Quand vais-je acheter mon pain ? Lorsque j’ai un peu de temps devant moi. Souvent, pour le dégager, je dois me frayer un chemin temporel dans le marais du temps contraint, c’est-à-dire celui qui est défini et découpé par le travail. Le temps contraint n’est pas seulement celui que j’utilise pour aller au travail, c’est celui que je mets à me préparer à aller au travail, c’est celui que
je passe à me remettre d’une journée de travail, c’est l’heure de mon réveil, c’est l’heure de mon sommeil, l’heure de mes repas. C’est donc à peu près tout le temps. Je vais donc acheter mon pain tôt le matin, parce que je souhaite aussi acquérir quelques croissants frais, ou alors le soir, parce que le matin, je suis vraiment trop pressé, et dans ce cas je devrai me passer de croissants, ou en acheter des rassis, s’il en reste. J’achète mon pain à l’heure que je veux le samedi ou le dimanche, parce que je ne travaille pas. Le samedi et le dimanche (dans le meilleur des cas, car on travaille de plus en plus souvent le dimanche) sont considérés comme des jours de « repos », de « loisir ».

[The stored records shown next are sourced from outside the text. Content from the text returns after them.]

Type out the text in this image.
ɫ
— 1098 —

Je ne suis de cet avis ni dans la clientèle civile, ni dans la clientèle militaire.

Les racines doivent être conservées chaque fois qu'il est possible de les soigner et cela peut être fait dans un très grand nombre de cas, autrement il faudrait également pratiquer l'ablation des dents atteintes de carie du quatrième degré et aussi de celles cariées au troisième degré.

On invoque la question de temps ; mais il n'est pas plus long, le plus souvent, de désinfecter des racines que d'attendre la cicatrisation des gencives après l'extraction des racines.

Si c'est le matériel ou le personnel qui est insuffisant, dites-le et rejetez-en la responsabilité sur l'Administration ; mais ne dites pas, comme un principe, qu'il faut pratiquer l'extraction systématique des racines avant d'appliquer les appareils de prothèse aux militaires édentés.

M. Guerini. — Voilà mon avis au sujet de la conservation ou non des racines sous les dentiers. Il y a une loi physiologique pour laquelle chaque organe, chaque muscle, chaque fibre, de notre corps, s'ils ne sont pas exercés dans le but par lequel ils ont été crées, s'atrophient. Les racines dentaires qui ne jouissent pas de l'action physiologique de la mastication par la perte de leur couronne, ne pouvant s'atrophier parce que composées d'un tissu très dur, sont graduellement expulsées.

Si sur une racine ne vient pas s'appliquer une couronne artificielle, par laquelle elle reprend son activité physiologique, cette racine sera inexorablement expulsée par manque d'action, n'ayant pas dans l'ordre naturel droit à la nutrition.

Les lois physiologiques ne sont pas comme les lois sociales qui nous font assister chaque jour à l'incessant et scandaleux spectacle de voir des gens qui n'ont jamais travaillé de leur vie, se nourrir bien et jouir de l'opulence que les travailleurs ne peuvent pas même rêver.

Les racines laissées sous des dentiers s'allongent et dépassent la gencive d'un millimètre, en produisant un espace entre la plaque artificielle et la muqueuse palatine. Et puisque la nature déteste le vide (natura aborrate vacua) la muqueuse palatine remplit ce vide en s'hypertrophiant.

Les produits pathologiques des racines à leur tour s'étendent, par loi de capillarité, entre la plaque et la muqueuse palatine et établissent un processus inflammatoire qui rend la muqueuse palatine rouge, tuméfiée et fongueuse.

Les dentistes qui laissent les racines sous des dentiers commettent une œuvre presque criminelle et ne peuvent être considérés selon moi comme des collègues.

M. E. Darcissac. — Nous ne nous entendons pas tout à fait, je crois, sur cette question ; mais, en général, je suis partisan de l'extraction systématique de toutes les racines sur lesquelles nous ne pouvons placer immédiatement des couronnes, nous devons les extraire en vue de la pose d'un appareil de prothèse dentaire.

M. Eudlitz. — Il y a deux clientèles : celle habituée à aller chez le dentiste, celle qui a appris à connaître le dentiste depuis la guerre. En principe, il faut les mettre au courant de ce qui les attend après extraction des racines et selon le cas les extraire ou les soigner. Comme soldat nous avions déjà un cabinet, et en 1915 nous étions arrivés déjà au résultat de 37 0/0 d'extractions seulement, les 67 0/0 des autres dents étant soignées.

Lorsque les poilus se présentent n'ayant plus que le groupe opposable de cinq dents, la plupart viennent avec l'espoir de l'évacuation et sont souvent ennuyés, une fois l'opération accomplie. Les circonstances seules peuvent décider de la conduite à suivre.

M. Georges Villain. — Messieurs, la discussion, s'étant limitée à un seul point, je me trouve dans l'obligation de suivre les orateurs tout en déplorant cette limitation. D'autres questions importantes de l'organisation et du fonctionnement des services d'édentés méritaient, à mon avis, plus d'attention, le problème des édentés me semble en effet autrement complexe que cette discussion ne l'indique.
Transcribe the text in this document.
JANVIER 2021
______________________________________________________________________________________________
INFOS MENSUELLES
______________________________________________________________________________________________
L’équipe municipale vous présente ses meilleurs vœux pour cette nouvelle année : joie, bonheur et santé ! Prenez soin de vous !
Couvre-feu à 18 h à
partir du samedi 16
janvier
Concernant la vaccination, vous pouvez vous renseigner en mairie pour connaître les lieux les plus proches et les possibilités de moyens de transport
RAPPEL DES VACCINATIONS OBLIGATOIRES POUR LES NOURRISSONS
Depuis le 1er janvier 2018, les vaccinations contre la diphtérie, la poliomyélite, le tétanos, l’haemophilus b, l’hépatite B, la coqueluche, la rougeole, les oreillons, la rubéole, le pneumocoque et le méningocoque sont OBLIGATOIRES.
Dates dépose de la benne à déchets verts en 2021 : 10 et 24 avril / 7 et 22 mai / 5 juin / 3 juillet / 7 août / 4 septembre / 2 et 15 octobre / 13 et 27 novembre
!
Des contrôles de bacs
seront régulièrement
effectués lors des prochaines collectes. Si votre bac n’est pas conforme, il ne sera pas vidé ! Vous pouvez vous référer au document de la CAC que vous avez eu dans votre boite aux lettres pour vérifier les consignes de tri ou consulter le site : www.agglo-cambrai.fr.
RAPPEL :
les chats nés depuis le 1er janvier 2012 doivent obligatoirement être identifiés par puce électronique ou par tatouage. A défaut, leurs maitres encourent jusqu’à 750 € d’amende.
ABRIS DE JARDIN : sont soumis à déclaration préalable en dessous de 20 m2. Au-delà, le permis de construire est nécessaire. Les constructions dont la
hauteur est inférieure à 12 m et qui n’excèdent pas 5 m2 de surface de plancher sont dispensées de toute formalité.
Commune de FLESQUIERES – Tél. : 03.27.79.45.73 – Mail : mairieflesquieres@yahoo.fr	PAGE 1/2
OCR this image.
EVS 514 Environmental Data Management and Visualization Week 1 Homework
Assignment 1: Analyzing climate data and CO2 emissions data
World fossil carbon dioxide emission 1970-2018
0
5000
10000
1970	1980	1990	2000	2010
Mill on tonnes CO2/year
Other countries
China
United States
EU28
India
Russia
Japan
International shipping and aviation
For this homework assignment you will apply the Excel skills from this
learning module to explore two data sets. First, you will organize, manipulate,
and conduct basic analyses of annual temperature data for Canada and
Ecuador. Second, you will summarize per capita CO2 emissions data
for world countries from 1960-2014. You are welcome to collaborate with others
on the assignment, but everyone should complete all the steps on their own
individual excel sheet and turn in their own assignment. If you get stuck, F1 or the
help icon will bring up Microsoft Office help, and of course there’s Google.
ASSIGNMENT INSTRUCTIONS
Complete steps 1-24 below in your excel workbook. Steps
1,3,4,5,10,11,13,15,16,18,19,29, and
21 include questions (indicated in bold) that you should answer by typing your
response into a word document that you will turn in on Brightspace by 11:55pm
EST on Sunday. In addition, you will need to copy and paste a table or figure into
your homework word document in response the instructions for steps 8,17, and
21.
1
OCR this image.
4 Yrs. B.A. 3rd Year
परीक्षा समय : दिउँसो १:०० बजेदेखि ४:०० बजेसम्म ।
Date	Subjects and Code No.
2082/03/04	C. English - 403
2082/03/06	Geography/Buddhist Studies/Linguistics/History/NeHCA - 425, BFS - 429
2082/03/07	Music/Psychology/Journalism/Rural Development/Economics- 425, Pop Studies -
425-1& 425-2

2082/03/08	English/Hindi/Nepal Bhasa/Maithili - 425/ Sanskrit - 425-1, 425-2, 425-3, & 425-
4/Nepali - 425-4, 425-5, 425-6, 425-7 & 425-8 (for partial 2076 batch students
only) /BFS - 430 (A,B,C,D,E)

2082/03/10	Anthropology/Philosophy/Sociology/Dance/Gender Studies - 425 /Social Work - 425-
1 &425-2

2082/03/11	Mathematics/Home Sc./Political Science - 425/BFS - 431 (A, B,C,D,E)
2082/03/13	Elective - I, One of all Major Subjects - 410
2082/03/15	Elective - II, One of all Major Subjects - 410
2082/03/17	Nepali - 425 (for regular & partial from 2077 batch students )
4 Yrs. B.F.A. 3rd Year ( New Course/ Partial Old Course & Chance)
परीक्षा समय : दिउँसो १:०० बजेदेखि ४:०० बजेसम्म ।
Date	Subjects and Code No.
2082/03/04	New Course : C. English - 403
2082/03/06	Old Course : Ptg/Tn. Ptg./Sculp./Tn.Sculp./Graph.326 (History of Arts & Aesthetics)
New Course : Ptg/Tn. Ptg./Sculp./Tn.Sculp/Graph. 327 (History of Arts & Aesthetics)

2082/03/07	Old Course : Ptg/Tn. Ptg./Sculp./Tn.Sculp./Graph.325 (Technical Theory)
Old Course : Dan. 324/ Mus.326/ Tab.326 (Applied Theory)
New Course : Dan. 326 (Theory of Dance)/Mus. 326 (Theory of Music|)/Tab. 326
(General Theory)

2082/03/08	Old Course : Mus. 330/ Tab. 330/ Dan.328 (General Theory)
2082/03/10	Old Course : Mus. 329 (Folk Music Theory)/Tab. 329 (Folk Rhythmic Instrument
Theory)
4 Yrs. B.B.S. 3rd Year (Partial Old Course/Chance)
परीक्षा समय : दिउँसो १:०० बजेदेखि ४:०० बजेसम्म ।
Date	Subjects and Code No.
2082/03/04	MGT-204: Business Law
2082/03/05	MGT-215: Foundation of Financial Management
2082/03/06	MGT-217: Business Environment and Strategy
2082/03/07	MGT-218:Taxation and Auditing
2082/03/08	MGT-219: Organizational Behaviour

Mais qu’est-ce que le loisir dans la société marchande ? « Le rapport entre loisir et quotidienneté n’est pas simple : il y a entre ces deux termes à la fois unité et contradiction (donc rapport dialectique). On ne peut le réduire au simple rapport dans le temps entre « dimanche » et « tous les jours », représentés comme un extérieur et seulement différents. Le loisir – admettons ici sans examen le concept – ne se sépare pas du travail. (…) Chaque semaine, le samedi, le dimanche, appartiennent à la régularité du travail quotidien. Il faut donc concevoir une unité « travail-loisirs » […]. » 33 . Le temps que mes amis et moi aurions dégagé pour cuire en commun notre pain n’échapperait d’ailleurs pas à cet implacable constat.

Nous pourrions poursuivre le questionnement : comment ? Avec quoi ? Avec quel four allons-nous cuire notre pain ? Un four produit par qui ? S’il est électrique, avec quelle électricité ? Nous avons déjà répondu à la question : avec qui ? Avec des amis. Mais est-il toujours possible de se faire des amis, dans un monde qui sépare, dans un monde urbain, emporté par la folie du
travail, des transports épuisants ? Dans quel espace, et tout simplement à quel prix ?

J’arrive enfin à la boulangerie. Elle est déjà fermée. C’est qu’il est bien tard. Sur le chemin du retour, je me pose d’autres questions encore, et surtout celle-ci : parviendrons-nous un jour à vivre humainement, avec tout ce que cela implique ? Quel chemin suivre pour y arriver ?

Le libre emploi de la vie quotidienne n’est pas concevable sans un désarrimage de cette dernière au capital. Les multiples gestes de la vie quotidienne peuvent tous servir d’entrée pour effectuer la critique de la totalité, avec la perspective de reconquérir la vie quotidienne, de transformer le monde en changeant la vie.

Suggestion annexe : partir d’un fait banal, d’une lutte partielle, et remonter à la totalité en posant toutes les questions qui viendraient à l’esprit, pourraient constituer un nouveau jeu. L’intérêt de ce jeu ne serait pas l’aboutissement de cette réflexion sous forme de questions, nous le connaissons déjà, mais l’art de poser les questions ?

 

 

 

 

 

Notes

31  –  Guy Debord, Perspectives de modification consciente dans la vie quotidienne, in Internationale situationniste
n° 6, p. 20.

32 –  Georg Lukacs, Histoire et conscience de classe, Paris, Les Éditions de Minuit, 1976, p. 44-45.

33 – Henri Lefebvre, Critique de la vie quotidienne I (1958), Paris, l’Arche, 1977, p.38.